Results show that the RF overperforms other machine learning-based models on precision, recall and F1 score, which offers a good promise in both the natural hazards and social vulnerability level classification. The multi-hazards map at the county subdivision level, reveals that most land is not prone to high-level multi-hazards. Cities with high hazards level and cities with high social vulnerability account for about 39% and 33% of total studied cities, respectively. Cities with high multi-hazards risk account for 15.29% of total studied cities. The multi-hazards risk index map can be used for integrated and comprehensive watershed management and land use planning and, consequently, for sustainable development in the study region. In addition to the insights of multi-hazards risk, recognizing the vulnerable or susceptible areas and identifying the main drivers of high social vulnerability level can provide the government and decision-makers more robust information, and assist them in disaster risk reduction.

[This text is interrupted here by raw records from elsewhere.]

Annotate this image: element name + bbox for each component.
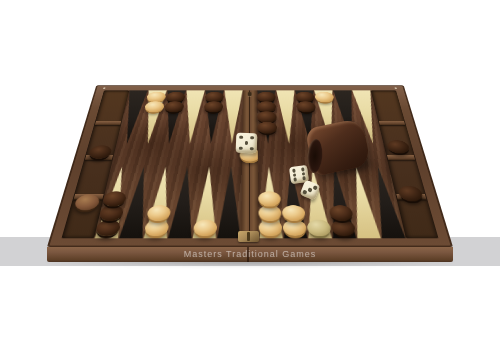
checker-cream[interactable] (146, 205, 171, 221)
checker-brown[interactable] (330, 220, 356, 237)
quadrant-top-left (117, 90, 244, 143)
checker-cream[interactable] (144, 220, 170, 237)
checker-brown[interactable] (99, 205, 125, 221)
backgammon-board (47, 85, 453, 247)
checker-cream[interactable] (259, 220, 283, 237)
watermark-text: Masters Traditional Games (47, 249, 453, 259)
checker-cream[interactable] (259, 191, 282, 206)
point[interactable] (200, 90, 224, 143)
checker-cream[interactable] (314, 92, 334, 103)
checker-cream[interactable] (259, 205, 282, 221)
checker-brown[interactable] (164, 101, 185, 112)
checker-brown[interactable] (258, 122, 278, 134)
rack-divider (379, 121, 405, 125)
quadrant-bottom-left (94, 167, 242, 239)
checker-brown[interactable] (329, 205, 354, 221)
rack-divider (387, 155, 415, 160)
die-on-bar[interactable] (236, 133, 258, 154)
checker-olive[interactable] (307, 220, 332, 237)
checker-cream[interactable] (144, 101, 165, 112)
quadrant-bottom-right (258, 167, 406, 239)
checker-brown[interactable] (296, 101, 316, 112)
checker-brown[interactable] (204, 101, 224, 112)
board-front-rail: Masters Traditional Games (47, 247, 453, 262)
rack-checker-brown[interactable] (386, 140, 411, 153)
board-scene (47, 0, 453, 247)
checker-cream[interactable] (283, 220, 307, 237)
rack-divider (95, 121, 121, 125)
checker-cream[interactable] (282, 205, 306, 221)
checker-cream[interactable] (193, 220, 217, 237)
checker-brown[interactable] (95, 220, 122, 237)
product-photo: Masters Traditional Games (0, 0, 500, 337)
checker-brown[interactable] (102, 191, 128, 206)
point[interactable] (217, 167, 242, 239)
brass-clasp (238, 231, 259, 242)
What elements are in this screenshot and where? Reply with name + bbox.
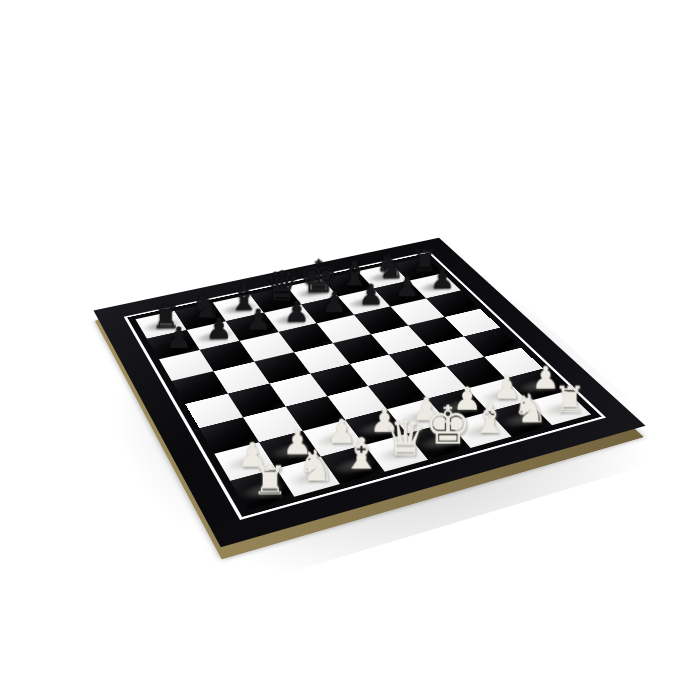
white-rook-piece[interactable]: ♜ [228, 461, 310, 501]
square-a5[interactable] [172, 371, 228, 404]
square-a1[interactable]: ♜ [230, 469, 294, 510]
black-pawn-piece[interactable]: ♟ [144, 323, 213, 353]
photo-canvas: ♜♞♝♛♚♝♞♜♟♟♟♟♟♟♟♟♟♟♟♟♟♟♟♟♜♞♝♛♚♝♞♜ [0, 0, 700, 700]
chess-board: ♜♞♝♛♚♝♞♜♟♟♟♟♟♟♟♟♟♟♟♟♟♟♟♟♜♞♝♛♚♝♞♜ [94, 238, 646, 548]
white-rook-wrap: ♜ [230, 469, 294, 510]
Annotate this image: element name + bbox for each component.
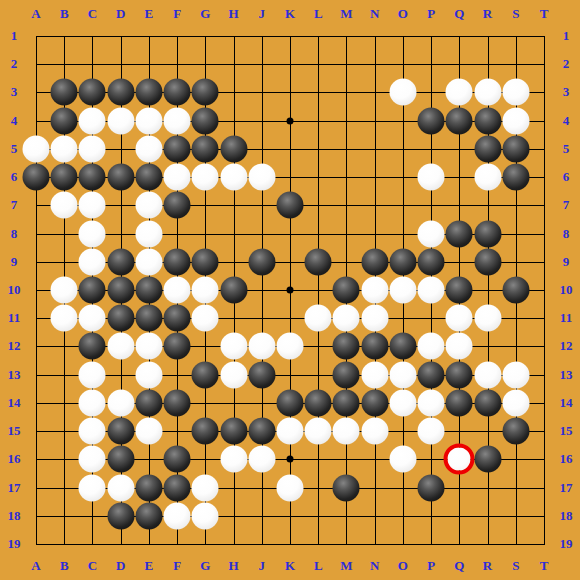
column-label-top: K xyxy=(277,6,303,22)
stone-white xyxy=(51,305,78,332)
column-label-bottom: E xyxy=(136,558,162,574)
row-label-right: 2 xyxy=(553,56,579,72)
stone-white xyxy=(164,107,191,134)
stone-white xyxy=(79,305,106,332)
star-point xyxy=(287,117,294,124)
stone-black xyxy=(192,361,219,388)
stone-white xyxy=(192,474,219,501)
stone-black xyxy=(164,248,191,275)
stone-white xyxy=(474,164,501,191)
stone-black xyxy=(23,164,50,191)
stone-black xyxy=(220,418,247,445)
stone-black xyxy=(333,361,360,388)
row-label-right: 9 xyxy=(553,254,579,270)
stone-white xyxy=(502,389,529,416)
stone-black xyxy=(446,107,473,134)
stone-black xyxy=(248,418,275,445)
stone-white xyxy=(248,333,275,360)
column-label-bottom: R xyxy=(475,558,501,574)
column-label-bottom: S xyxy=(503,558,529,574)
stone-black xyxy=(361,248,388,275)
column-label-top: F xyxy=(164,6,190,22)
row-label-left: 12 xyxy=(1,338,27,354)
stone-black xyxy=(164,474,191,501)
stone-white xyxy=(135,107,162,134)
stone-white xyxy=(51,277,78,304)
stone-white xyxy=(361,361,388,388)
stone-white xyxy=(79,389,106,416)
row-label-left: 4 xyxy=(1,113,27,129)
stone-black xyxy=(192,418,219,445)
stone-white xyxy=(277,418,304,445)
row-label-right: 3 xyxy=(553,84,579,100)
stone-white xyxy=(135,192,162,219)
stone-black xyxy=(192,79,219,106)
stone-black xyxy=(164,446,191,473)
column-label-bottom: G xyxy=(192,558,218,574)
stone-black xyxy=(474,248,501,275)
stone-white xyxy=(446,79,473,106)
row-label-left: 17 xyxy=(1,480,27,496)
stone-white xyxy=(135,248,162,275)
row-label-left: 16 xyxy=(1,451,27,467)
stone-white xyxy=(79,107,106,134)
stone-black xyxy=(474,107,501,134)
row-label-right: 10 xyxy=(553,282,579,298)
stone-black xyxy=(107,446,134,473)
row-label-left: 7 xyxy=(1,197,27,213)
row-label-left: 1 xyxy=(1,28,27,44)
stone-black xyxy=(502,164,529,191)
stone-white xyxy=(361,305,388,332)
column-label-top: N xyxy=(362,6,388,22)
stone-black xyxy=(79,277,106,304)
column-label-bottom: M xyxy=(333,558,359,574)
stone-black xyxy=(79,164,106,191)
stone-white xyxy=(333,418,360,445)
stone-black xyxy=(51,79,78,106)
stone-black xyxy=(305,248,332,275)
stone-white xyxy=(418,389,445,416)
stone-black xyxy=(418,248,445,275)
stone-white xyxy=(361,277,388,304)
stone-white xyxy=(135,361,162,388)
stone-white xyxy=(164,502,191,529)
stone-black xyxy=(277,389,304,416)
stone-black xyxy=(135,474,162,501)
row-label-right: 19 xyxy=(553,536,579,552)
stone-black xyxy=(79,333,106,360)
row-label-right: 7 xyxy=(553,197,579,213)
stone-white xyxy=(277,333,304,360)
stone-black xyxy=(135,305,162,332)
stone-black xyxy=(164,305,191,332)
stone-black xyxy=(502,135,529,162)
stone-black xyxy=(135,164,162,191)
stone-black xyxy=(446,389,473,416)
column-label-bottom: C xyxy=(79,558,105,574)
stone-black xyxy=(333,277,360,304)
stone-white xyxy=(79,135,106,162)
stone-black xyxy=(389,333,416,360)
stone-black xyxy=(107,164,134,191)
column-label-top: D xyxy=(108,6,134,22)
stone-white xyxy=(418,333,445,360)
row-label-left: 13 xyxy=(1,367,27,383)
stone-black xyxy=(418,107,445,134)
column-label-bottom: D xyxy=(108,558,134,574)
stone-white xyxy=(135,135,162,162)
grid-line-vertical xyxy=(318,36,319,545)
column-label-top: J xyxy=(249,6,275,22)
stone-black xyxy=(446,277,473,304)
column-label-top: E xyxy=(136,6,162,22)
column-label-bottom: N xyxy=(362,558,388,574)
stone-black xyxy=(418,474,445,501)
last-move-stone-white xyxy=(444,444,475,475)
stone-white xyxy=(502,79,529,106)
column-label-top: L xyxy=(305,6,331,22)
stone-black xyxy=(107,305,134,332)
stone-white xyxy=(361,418,388,445)
stone-black xyxy=(107,79,134,106)
stone-white xyxy=(79,248,106,275)
column-label-top: R xyxy=(475,6,501,22)
row-label-right: 6 xyxy=(553,169,579,185)
row-label-left: 11 xyxy=(1,310,27,326)
row-label-right: 4 xyxy=(553,113,579,129)
column-label-top: H xyxy=(221,6,247,22)
stone-black xyxy=(277,192,304,219)
stone-white xyxy=(389,361,416,388)
stone-black xyxy=(220,135,247,162)
stone-white xyxy=(79,220,106,247)
stone-black xyxy=(333,389,360,416)
stone-black xyxy=(446,361,473,388)
stone-white xyxy=(107,333,134,360)
stone-white xyxy=(164,164,191,191)
stone-white xyxy=(248,164,275,191)
row-label-right: 16 xyxy=(553,451,579,467)
row-label-right: 11 xyxy=(553,310,579,326)
stone-black xyxy=(51,107,78,134)
row-label-left: 10 xyxy=(1,282,27,298)
row-label-left: 8 xyxy=(1,226,27,242)
stone-white xyxy=(305,305,332,332)
stone-black xyxy=(164,389,191,416)
stone-white xyxy=(192,164,219,191)
row-label-left: 2 xyxy=(1,56,27,72)
stone-white xyxy=(446,333,473,360)
column-label-bottom: F xyxy=(164,558,190,574)
stone-black xyxy=(135,277,162,304)
stone-black xyxy=(333,474,360,501)
row-label-left: 14 xyxy=(1,395,27,411)
stone-white xyxy=(502,107,529,134)
row-label-left: 18 xyxy=(1,508,27,524)
column-label-top: O xyxy=(390,6,416,22)
stone-black xyxy=(361,333,388,360)
stone-black xyxy=(135,389,162,416)
stone-black xyxy=(305,389,332,416)
stone-black xyxy=(418,361,445,388)
row-label-right: 14 xyxy=(553,395,579,411)
stone-white xyxy=(220,164,247,191)
column-label-bottom: A xyxy=(23,558,49,574)
stone-black xyxy=(220,277,247,304)
stone-black xyxy=(107,248,134,275)
column-label-top: C xyxy=(79,6,105,22)
column-label-bottom: H xyxy=(221,558,247,574)
stone-black xyxy=(502,277,529,304)
column-label-bottom: O xyxy=(390,558,416,574)
row-label-right: 13 xyxy=(553,367,579,383)
stone-black xyxy=(248,248,275,275)
stone-white xyxy=(107,389,134,416)
stone-white xyxy=(418,164,445,191)
stone-black xyxy=(192,248,219,275)
column-label-bottom: K xyxy=(277,558,303,574)
grid-line-vertical xyxy=(544,36,545,545)
column-label-top: B xyxy=(51,6,77,22)
stone-black xyxy=(192,135,219,162)
grid-line-horizontal xyxy=(36,544,545,545)
column-label-top: M xyxy=(333,6,359,22)
stone-white xyxy=(51,192,78,219)
column-label-bottom: P xyxy=(418,558,444,574)
stone-white xyxy=(107,107,134,134)
stone-black xyxy=(474,135,501,162)
stone-black xyxy=(164,135,191,162)
stone-white xyxy=(418,220,445,247)
stone-white xyxy=(220,361,247,388)
column-label-bottom: L xyxy=(305,558,331,574)
stone-black xyxy=(474,220,501,247)
column-label-bottom: T xyxy=(531,558,557,574)
column-label-top: A xyxy=(23,6,49,22)
stone-black xyxy=(333,333,360,360)
stone-white xyxy=(277,474,304,501)
row-label-right: 18 xyxy=(553,508,579,524)
stone-white xyxy=(389,446,416,473)
stone-white xyxy=(192,277,219,304)
stone-white xyxy=(220,333,247,360)
stone-white xyxy=(305,418,332,445)
stone-white xyxy=(79,361,106,388)
stone-white xyxy=(51,135,78,162)
stone-white xyxy=(502,361,529,388)
row-label-right: 5 xyxy=(553,141,579,157)
stone-white xyxy=(23,135,50,162)
stone-black xyxy=(474,389,501,416)
stone-white xyxy=(107,474,134,501)
stone-black xyxy=(135,502,162,529)
stone-black xyxy=(79,79,106,106)
stone-black xyxy=(107,277,134,304)
row-label-right: 1 xyxy=(553,28,579,44)
go-board-app: AA11BB22CC33DD44EE55FF66GG77HH88JJ99KK10… xyxy=(0,0,580,580)
stone-black xyxy=(502,418,529,445)
stone-white xyxy=(333,305,360,332)
column-label-top: T xyxy=(531,6,557,22)
column-label-bottom: J xyxy=(249,558,275,574)
stone-white xyxy=(248,446,275,473)
stone-white xyxy=(418,418,445,445)
stone-black xyxy=(474,446,501,473)
row-label-left: 3 xyxy=(1,84,27,100)
stone-white xyxy=(474,361,501,388)
stone-white xyxy=(192,502,219,529)
stone-white xyxy=(135,418,162,445)
stone-white xyxy=(79,474,106,501)
stone-black xyxy=(192,107,219,134)
row-label-right: 17 xyxy=(553,480,579,496)
row-label-right: 12 xyxy=(553,338,579,354)
stone-black xyxy=(389,248,416,275)
stone-white xyxy=(79,192,106,219)
stone-white xyxy=(474,79,501,106)
star-point xyxy=(287,456,294,463)
stone-white xyxy=(446,305,473,332)
stone-black xyxy=(164,192,191,219)
stone-black xyxy=(107,418,134,445)
stone-white xyxy=(389,79,416,106)
stone-white xyxy=(418,277,445,304)
row-label-left: 9 xyxy=(1,254,27,270)
stone-black xyxy=(51,164,78,191)
stone-white xyxy=(389,389,416,416)
stone-black xyxy=(107,502,134,529)
stone-white xyxy=(474,305,501,332)
column-label-top: P xyxy=(418,6,444,22)
row-label-right: 15 xyxy=(553,423,579,439)
row-label-right: 8 xyxy=(553,226,579,242)
stone-black xyxy=(164,79,191,106)
column-label-top: Q xyxy=(446,6,472,22)
star-point xyxy=(287,287,294,294)
stone-white xyxy=(79,418,106,445)
stone-white xyxy=(135,220,162,247)
go-board[interactable]: AA11BB22CC33DD44EE55FF66GG77HH88JJ99KK10… xyxy=(0,0,580,580)
stone-black xyxy=(361,389,388,416)
stone-white xyxy=(135,333,162,360)
stone-black xyxy=(248,361,275,388)
stone-white xyxy=(79,446,106,473)
stone-white xyxy=(220,446,247,473)
stone-white xyxy=(164,277,191,304)
stone-white xyxy=(192,305,219,332)
row-label-left: 15 xyxy=(1,423,27,439)
column-label-top: S xyxy=(503,6,529,22)
column-label-top: G xyxy=(192,6,218,22)
stone-black xyxy=(446,220,473,247)
stone-white xyxy=(389,277,416,304)
row-label-left: 19 xyxy=(1,536,27,552)
column-label-bottom: Q xyxy=(446,558,472,574)
column-label-bottom: B xyxy=(51,558,77,574)
stone-black xyxy=(164,333,191,360)
stone-black xyxy=(135,79,162,106)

Although this paper studies the spatial relationship and interactions of multi-hazards and social vulnerability in case study area, similar framework can be performed in other geographical areas to consummate multi-hazards risk assessment from a comprehensive perspective. As this framework can be easily replicated using only public open data, we hope this research will inspire the development of similar models and decision-making tools to identify the highest hazard risk but high social vulnerability areas. Moreover, while the data need to be updated, machine learning-based models can help to update and improve the speed of analysis. For instance, the census information using for estimations of social vulnerability is often updated every five years, machine learning models can help to capture this online updated census information and adjust social vulnerability to natural hazards and even to produce future projections. Also, the information improvement in government reports (e.g., newest edition) can be adjusted and handled quickly via a set of machine learning pipelines. We believe such tools are needed and valuable, it can provide decision-makers with more precise and timely information about potential hazards, which can help them make more informed decisions and take appropriate actions to mitigate the risks.